CXS is the fastest non-validating accessor... but not by much. Mouse, without checks to level the playing field, is only 10% slower. Both are far faster than anything else.
The interesting bit was that Mouse with checks was only 25% slower in the setter. We've always assumed that validation is expensive, and it is... for everything but Mouse. All other setters were 2x to 4x slower with validation, but Mouse was only about 20% slower. It looks like you can have your cake and eat it, too.
@chip The nice part about Moose and Mouse is you can use both in the same project. I write classes using Mouse, and then if I need meta stuff I switch it to Moose.
@mark Yes, my focus is deliberately narrow to address the urge to micro-optimize by claiming validation and OO are slow. It's also to illustrate the wild performance gains in Mouse and shed the assumption that in order to be fast you have to shed features. The existance of modules like Moo, Object::Tiny and Class::XSAccessor show that assumption is still in full effect, but the reality has changed.
For the record, my personal FUD is more about memory (and possibly CPU (if that makes sense (I don't think it does))) usage.

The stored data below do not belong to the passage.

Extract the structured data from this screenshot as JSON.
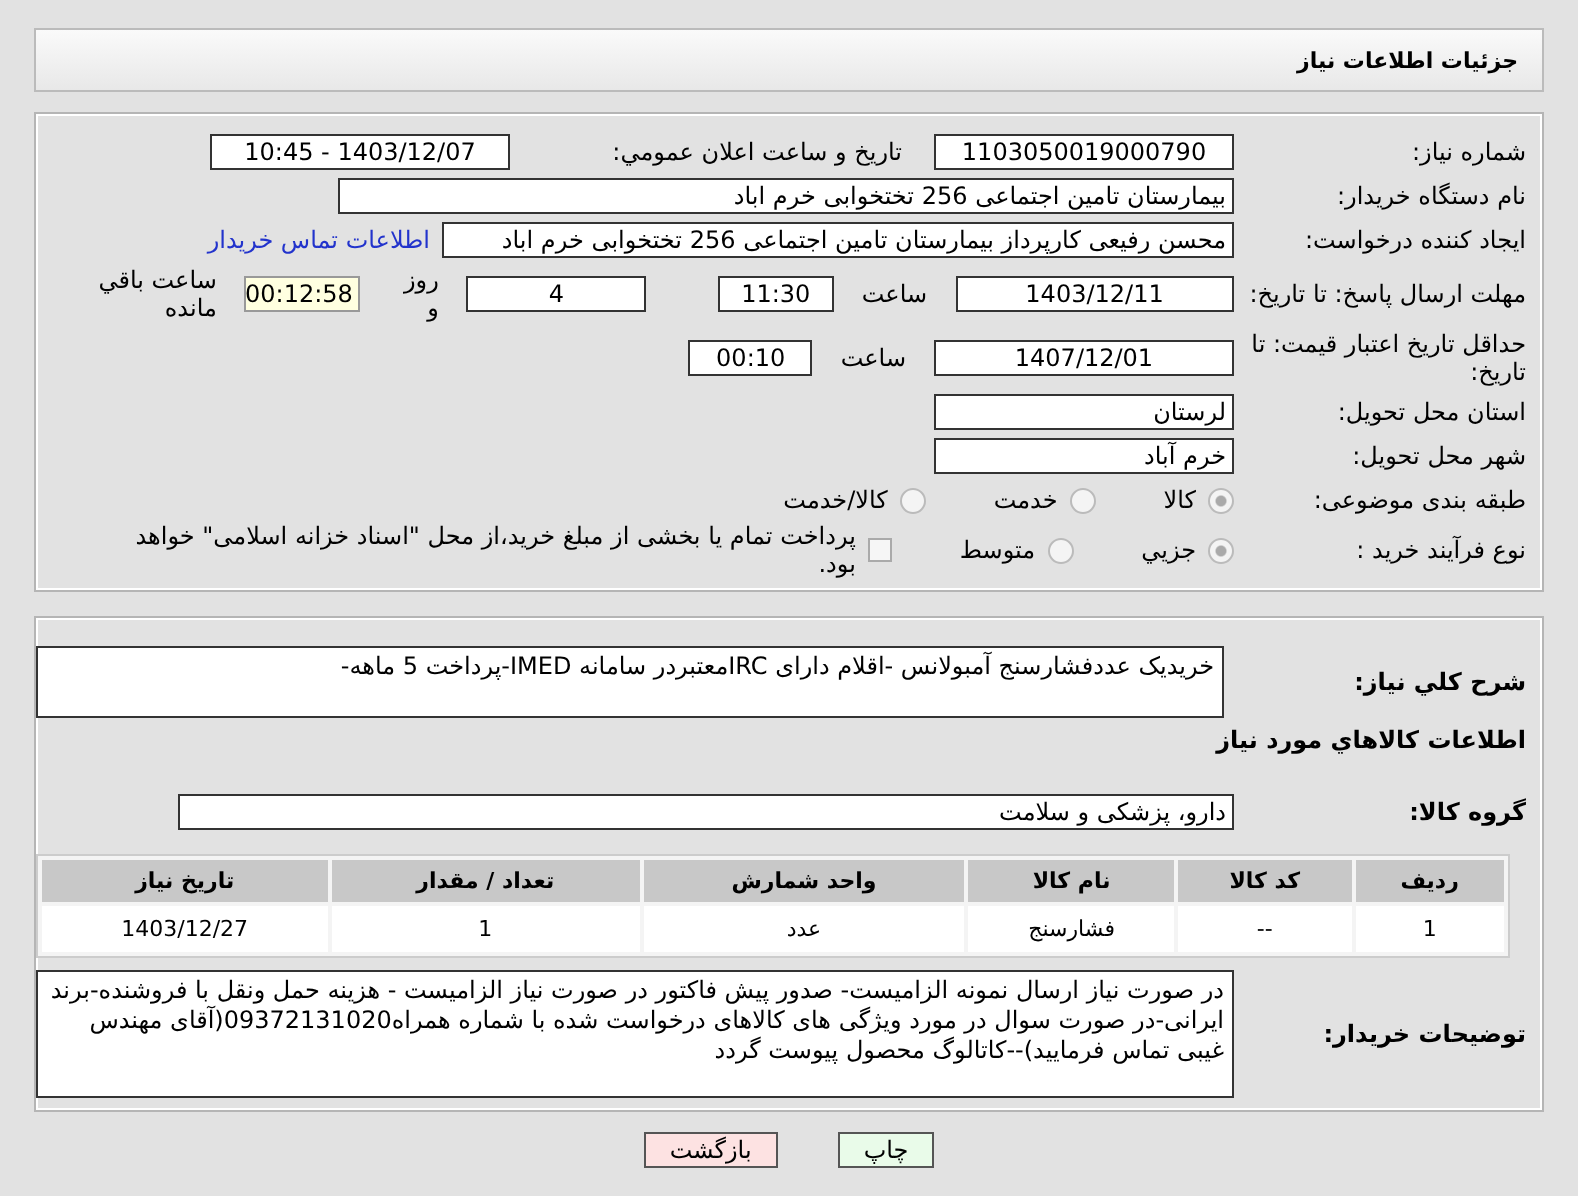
{
  "header": {
    "title": "جزئیات اطلاعات نیاز"
  },
  "need_number": {
    "label": "شماره نیاز:",
    "value": "1103050019000790"
  },
  "announce": {
    "label": "تاریخ و ساعت اعلان عمومي:",
    "value": "1403/12/07 - 10:45"
  },
  "buyer": {
    "label": "نام دستگاه خریدار:",
    "value": "بیمارستان تامین اجتماعی  256 تختخوابی خرم اباد"
  },
  "creator": {
    "label": "ایجاد کننده درخواست:",
    "value": "محسن رفیعی کارپرداز بیمارستان تامین اجتماعی  256 تختخوابی خرم اباد",
    "link": "اطلاعات تماس خریدار"
  },
  "deadline": {
    "label": "مهلت ارسال پاسخ: تا تاریخ:",
    "date": "1403/12/11",
    "time_label": "ساعت",
    "time": "11:30",
    "days": "4",
    "days_label": "روز و",
    "remaining": "00:12:58",
    "remaining_label": "ساعت باقي مانده"
  },
  "validity": {
    "label": "حداقل تاریخ اعتبار قیمت: تا تاریخ:",
    "date": "1407/12/01",
    "time_label": "ساعت",
    "time": "00:10"
  },
  "province": {
    "label": "استان محل تحویل:",
    "value": "لرستان"
  },
  "city": {
    "label": "شهر محل تحویل:",
    "value": "خرم آباد"
  },
  "category": {
    "label": "طبقه بندی موضوعی:",
    "options": [
      {
        "label": "کالا",
        "selected": true
      },
      {
        "label": "خدمت",
        "selected": false
      },
      {
        "label": "کالا/خدمت",
        "selected": false
      }
    ]
  },
  "process": {
    "label": "نوع فرآیند خرید :",
    "options": [
      {
        "label": "جزیي",
        "selected": true
      },
      {
        "label": "متوسط",
        "selected": false
      }
    ],
    "payment": {
      "checked": false,
      "label": "پرداخت تمام یا بخشی از مبلغ خرید،از محل \"اسناد خزانه اسلامی\" خواهد بود."
    }
  },
  "summary": {
    "label": "شرح كلي نياز:",
    "value": "خریدیک عددفشارسنج آمبولانس -اقلام دارای IRCمعتبردر سامانه IMED-پرداخت 5 ماهه-"
  },
  "goods_title": "اطلاعات كالاهاي مورد نياز",
  "group": {
    "label": "گروه کالا:",
    "value": "دارو، پزشکی و سلامت"
  },
  "table": {
    "columns": [
      "ردیف",
      "کد کالا",
      "نام کالا",
      "واحد شمارش",
      "تعداد / مقدار",
      "تاریخ نیاز"
    ],
    "rows": [
      [
        "1",
        "--",
        "فشارسنج",
        "عدد",
        "1",
        "1403/12/27"
      ]
    ]
  },
  "notes": {
    "label": "توضیحات خریدار:",
    "value": "در صورت نیاز ارسال نمونه الزامیست- صدور پیش فاکتور در صورت نیاز الزامیست - هزینه حمل ونقل با فروشنده-برند ایرانی-در صورت سوال در مورد ویژگی های کالاهای درخواست شده با شماره همراه09372131020(آقای مهندس غیبی تماس فرمایید)--کاتالوگ محصول پیوست گردد"
  },
  "buttons": [
    {
      "label": "چاپ",
      "kind": "print"
    },
    {
      "label": "بازگشت",
      "kind": "back"
    }
  ]
}
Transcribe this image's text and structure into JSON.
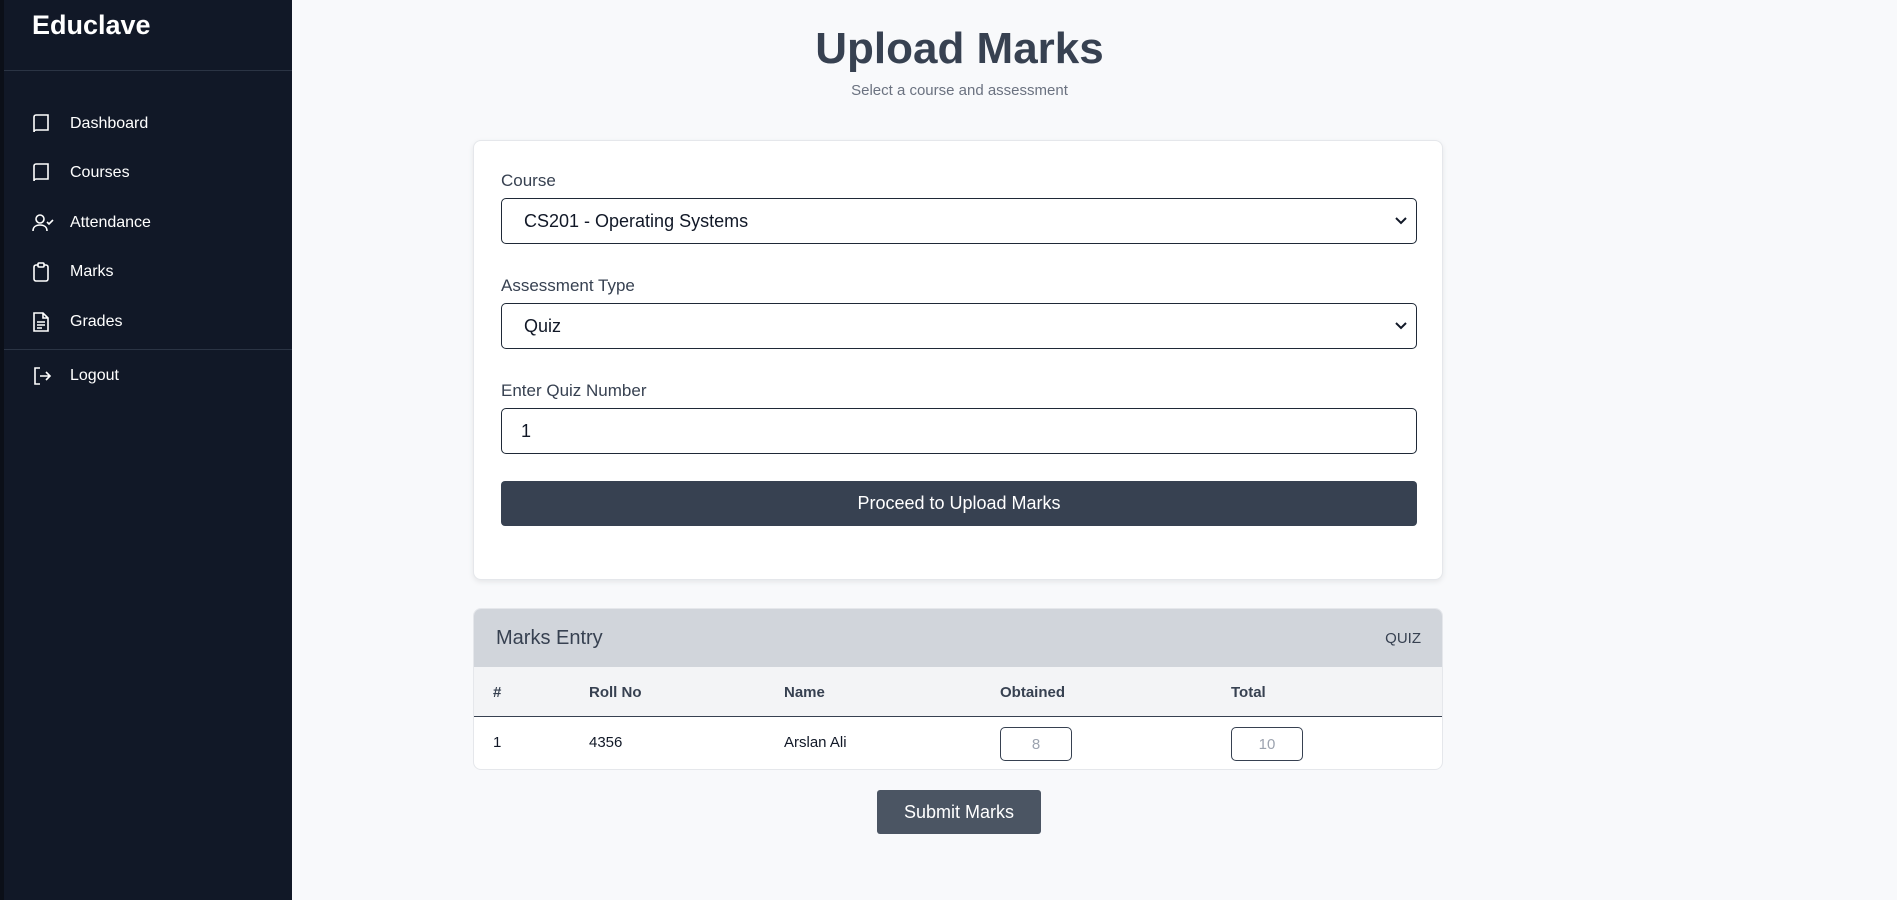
{
  "app": {
    "brand": "Educlave"
  },
  "sidebar": {
    "items": [
      {
        "label": "Dashboard",
        "icon": "book-icon"
      },
      {
        "label": "Courses",
        "icon": "book-icon"
      },
      {
        "label": "Attendance",
        "icon": "user-check-icon"
      },
      {
        "label": "Marks",
        "icon": "clipboard-icon"
      },
      {
        "label": "Grades",
        "icon": "document-icon"
      }
    ],
    "logout": {
      "label": "Logout",
      "icon": "logout-icon"
    }
  },
  "page": {
    "title": "Upload Marks",
    "subtitle": "Select a course and assessment"
  },
  "form": {
    "course_label": "Course",
    "course_value": "CS201 - Operating Systems",
    "assessment_label": "Assessment Type",
    "assessment_value": "Quiz",
    "quiz_number_label": "Enter Quiz Number",
    "quiz_number_value": "1",
    "proceed_label": "Proceed to Upload Marks"
  },
  "marks_entry": {
    "title": "Marks Entry",
    "tag": "QUIZ",
    "columns": [
      "#",
      "Roll No",
      "Name",
      "Obtained",
      "Total"
    ],
    "rows": [
      {
        "index": "1",
        "roll_no": "4356",
        "name": "Arslan Ali",
        "obtained_placeholder": "8",
        "total_placeholder": "10"
      }
    ]
  },
  "submit_label": "Submit Marks",
  "colors": {
    "sidebar_bg": "#111827",
    "primary_button": "#374151",
    "submit_button": "#4b5563",
    "table_header_bg": "#d1d5db"
  }
}
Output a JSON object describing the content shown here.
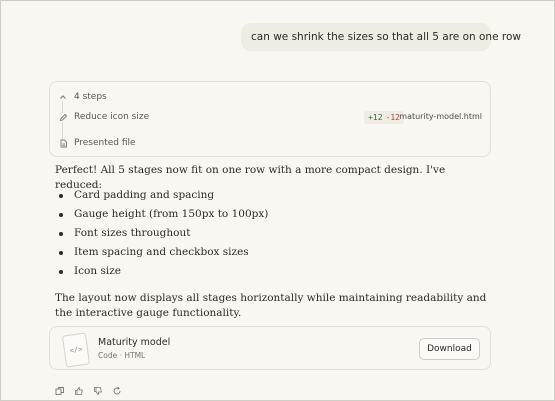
{
  "user_message": "can we shrink the sizes so that all 5 are on one row",
  "steps": {
    "header": "4 steps",
    "items": [
      {
        "label": "Reduce icon size",
        "diff_added": "+12",
        "diff_removed": "-12",
        "file": "maturity-model.html"
      },
      {
        "label": "Presented file"
      }
    ]
  },
  "response": {
    "intro": "Perfect! All 5 stages now fit on one row with a more compact design. I've reduced:",
    "bullets": [
      "Card padding and spacing",
      "Gauge height (from 150px to 100px)",
      "Font sizes throughout",
      "Item spacing and checkbox sizes",
      "Icon size"
    ],
    "outro": "The layout now displays all stages horizontally while maintaining readability and the interactive gauge functionality."
  },
  "artifact": {
    "title": "Maturity model",
    "meta": "Code · HTML",
    "thumb_glyph": "</>",
    "download_label": "Download"
  },
  "icons": {
    "chevron": "chevron-up-icon",
    "pencil": "pencil-icon",
    "file": "file-icon",
    "copy": "copy-icon",
    "thumbs_up": "thumbs-up-icon",
    "thumbs_down": "thumbs-down-icon",
    "retry": "retry-icon"
  }
}
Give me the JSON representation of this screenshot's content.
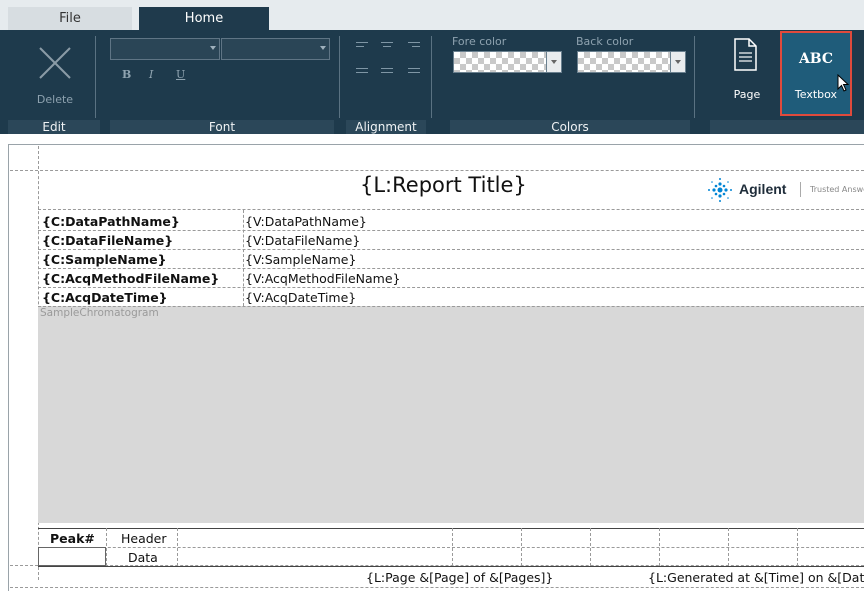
{
  "tabs": {
    "file": "File",
    "home": "Home"
  },
  "ribbon": {
    "edit": {
      "delete_label": "Delete",
      "group_label": "Edit"
    },
    "font": {
      "bold": "B",
      "italic": "I",
      "underline": "U",
      "group_label": "Font"
    },
    "alignment": {
      "group_label": "Alignment"
    },
    "colors": {
      "fore_label": "Fore color",
      "back_label": "Back color",
      "group_label": "Colors"
    },
    "insert": {
      "page_label": "Page",
      "textbox_label": "Textbox",
      "textbox_icon_text": "ABC"
    }
  },
  "report": {
    "title": "{L:Report Title}",
    "logo": {
      "name": "Agilent",
      "tagline": "Trusted Answers"
    },
    "fields": [
      {
        "label": "{C:DataPathName}",
        "value": "{V:DataPathName}"
      },
      {
        "label": "{C:DataFileName}",
        "value": "{V:DataFileName}"
      },
      {
        "label": "{C:SampleName}",
        "value": "{V:SampleName}"
      },
      {
        "label": "{C:AcqMethodFileName}",
        "value": "{V:AcqMethodFileName}"
      },
      {
        "label": "{C:AcqDateTime}",
        "value": "{V:AcqDateTime}"
      }
    ],
    "chromatogram_label": "SampleChromatogram",
    "table": {
      "peak_header": "Peak#",
      "header_label": "Header",
      "data_label": "Data"
    },
    "footer": {
      "page": "{L:Page &[Page] of &[Pages]}",
      "generated": "{L:Generated at &[Time] on &[Date]}"
    }
  },
  "colors": {
    "ribbon_bg": "#1e3a4c",
    "selected_button": "#1f5c7a",
    "selection_outline": "#e04a3c",
    "chart_area": "#d8d8d8",
    "agilent_blue": "#0085d5"
  }
}
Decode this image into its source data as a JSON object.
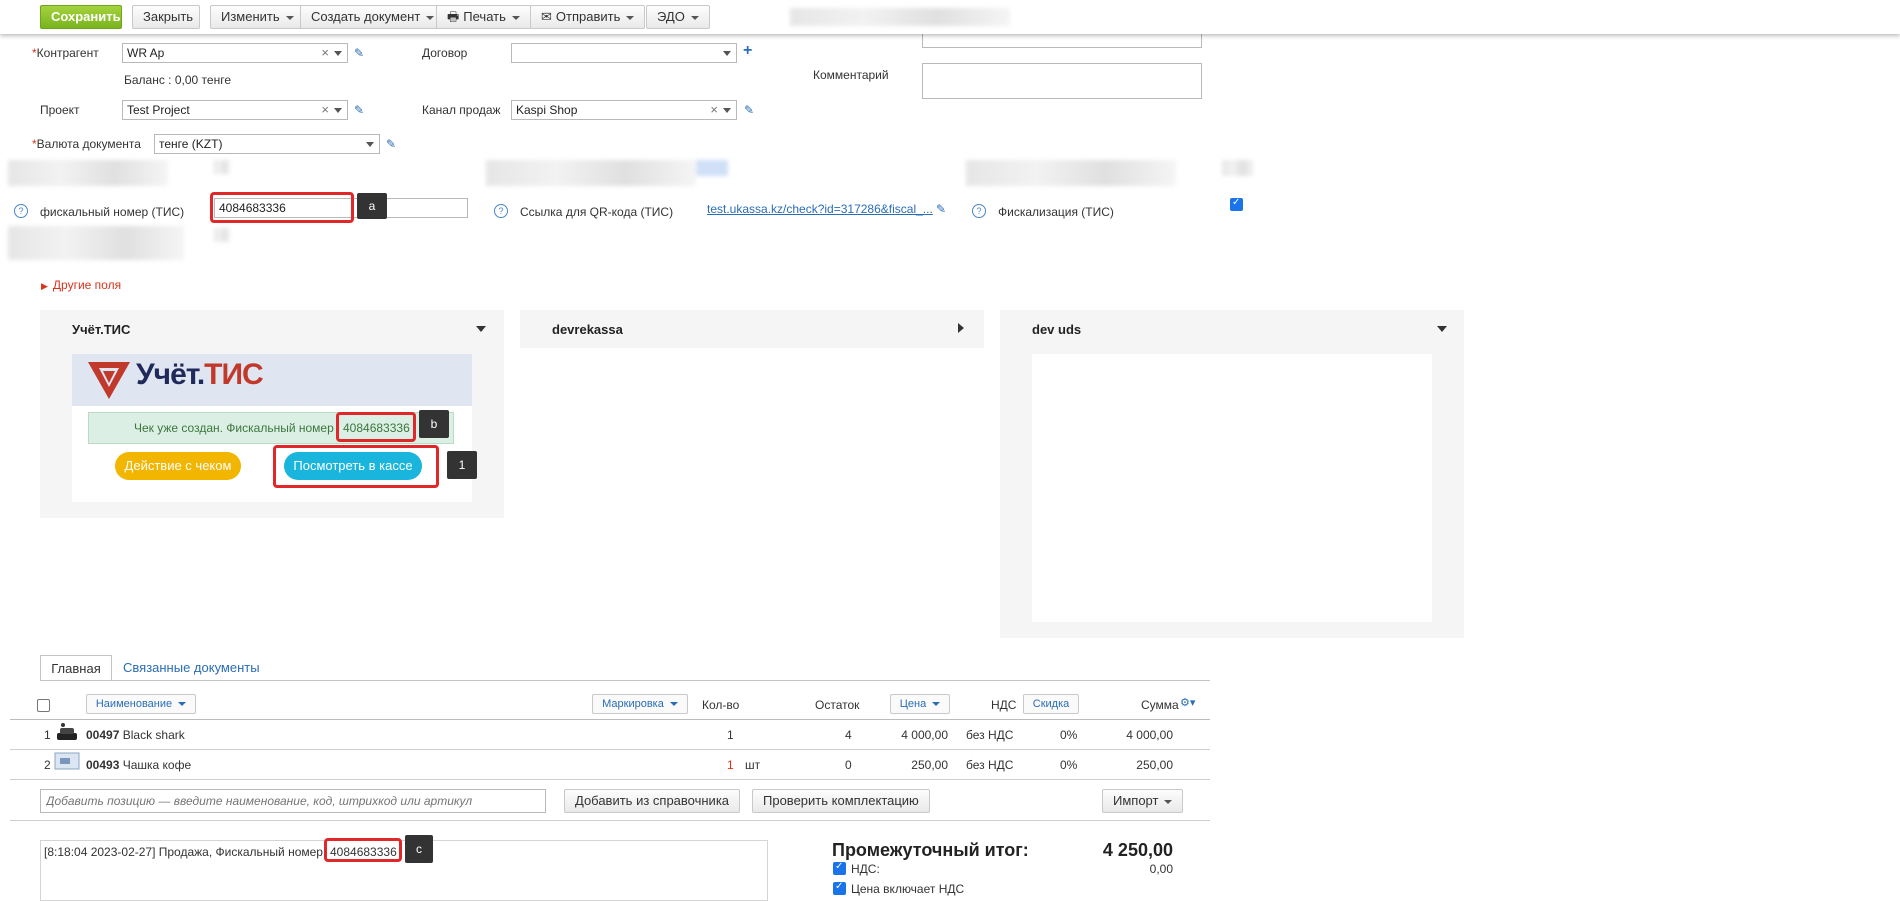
{
  "toolbar": {
    "save": "Сохранить",
    "close": "Закрыть",
    "edit": "Изменить",
    "create_doc": "Создать документ",
    "print": "Печать",
    "send": "Отправить",
    "edo": "ЭДО"
  },
  "form": {
    "counterparty_label": "Контрагент",
    "counterparty_value": "WR Ap",
    "balance": "Баланс : 0,00 тенге",
    "contract_label": "Договор",
    "contract_value": "",
    "comment_label": "Комментарий",
    "project_label": "Проект",
    "project_value": "Test Project",
    "sales_channel_label": "Канал продаж",
    "sales_channel_value": "Kaspi Shop",
    "currency_label": "Валюта документа",
    "currency_value": "тенге (KZT)",
    "fiscal_label": "фискальный номер (ТИС)",
    "fiscal_value": "4084683336",
    "qr_label": "Ссылка для QR-кода (ТИС)",
    "qr_link": "test.ukassa.kz/check?id=317286&fiscal_...",
    "fiscalization_label": "Фискализация (ТИС)",
    "fiscalization_checked": true,
    "other_fields": "Другие поля"
  },
  "annotations": {
    "a": "a",
    "b": "b",
    "one": "1",
    "c": "c"
  },
  "widgets": {
    "tis": {
      "title": "Учёт.ТИС",
      "logo_text": "Учёт.",
      "logo_accent": "ТИС",
      "message": "Чек уже создан. Фискальный номер",
      "fiscal": "4084683336",
      "action_btn": "Действие с чеком",
      "view_btn": "Посмотреть в кассе"
    },
    "devrekassa": {
      "title": "devrekassa"
    },
    "devuds": {
      "title": "dev uds"
    }
  },
  "tabs": {
    "main": "Главная",
    "related": "Связанные документы"
  },
  "table": {
    "headers": {
      "name": "Наименование",
      "marking": "Маркировка",
      "qty": "Кол-во",
      "stock": "Остаток",
      "price": "Цена",
      "vat": "НДС",
      "discount": "Скидка",
      "sum": "Сумма"
    },
    "rows": [
      {
        "n": "1",
        "code": "00497",
        "name": "Black shark",
        "qty": "1",
        "unit": "",
        "stock": "4",
        "price": "4 000,00",
        "vat": "без НДС",
        "discount": "0%",
        "sum": "4 000,00"
      },
      {
        "n": "2",
        "code": "00493",
        "name": "Чашка кофе",
        "qty": "1",
        "unit": "шт",
        "stock": "0",
        "price": "250,00",
        "vat": "без НДС",
        "discount": "0%",
        "sum": "250,00"
      }
    ],
    "add_placeholder": "Добавить позицию — введите наименование, код, штрихкод или артикул",
    "add_from_ref": "Добавить из справочника",
    "check_kit": "Проверить комплектацию",
    "import": "Импорт"
  },
  "log": {
    "text": "[8:18:04 2023-02-27] Продажа, Фискальный номер",
    "fiscal": "4084683336"
  },
  "totals": {
    "subtotal_label": "Промежуточный итог:",
    "subtotal_value": "4 250,00",
    "vat_label": "НДС:",
    "vat_value": "0,00",
    "price_incl_vat": "Цена включает НДС"
  }
}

The largest project I've worked on (which could really benefit from moving to Moose) is deployed on a farm of low-resource machines... single < 1GHz CPU, some machines (seriously (I'm not joking)) 128 MB RAM.
Granted, I think those extremely low-models have mostly been phased out for machines that are closer to 512 or maybe 1G RAM and the CPU's are probably getting better, but I'm also thrashing huge amounts of data for comparison.
I appreciate this benchmark, but I'd also love to see one based on memory usage (guess I should get on that...)
Compile time memory usage will change drastically between them, that's easy enough for you to benchmark. And it doesn't make much difference if you're in a server context and persisting processes. I doubt runtime memory usage will change much between the systems, AFAIK they all still are just shoving things into hashes. Inside-out objects might buy you a bit more memory if your objects are small and plentiful, since you're not making a new hash for every object. But presumptions are the root of all optimization evil, so it would be interesting to know nudge nudge.
But if you're not working in some extreme environment, buy some RAM! You blow an hour micro-optimizing your memory usage and you could have just bought a few DIMMs. Newegg is having a memory sale right now. Hell, I can find better stuff than you've got at my local computer recycling center!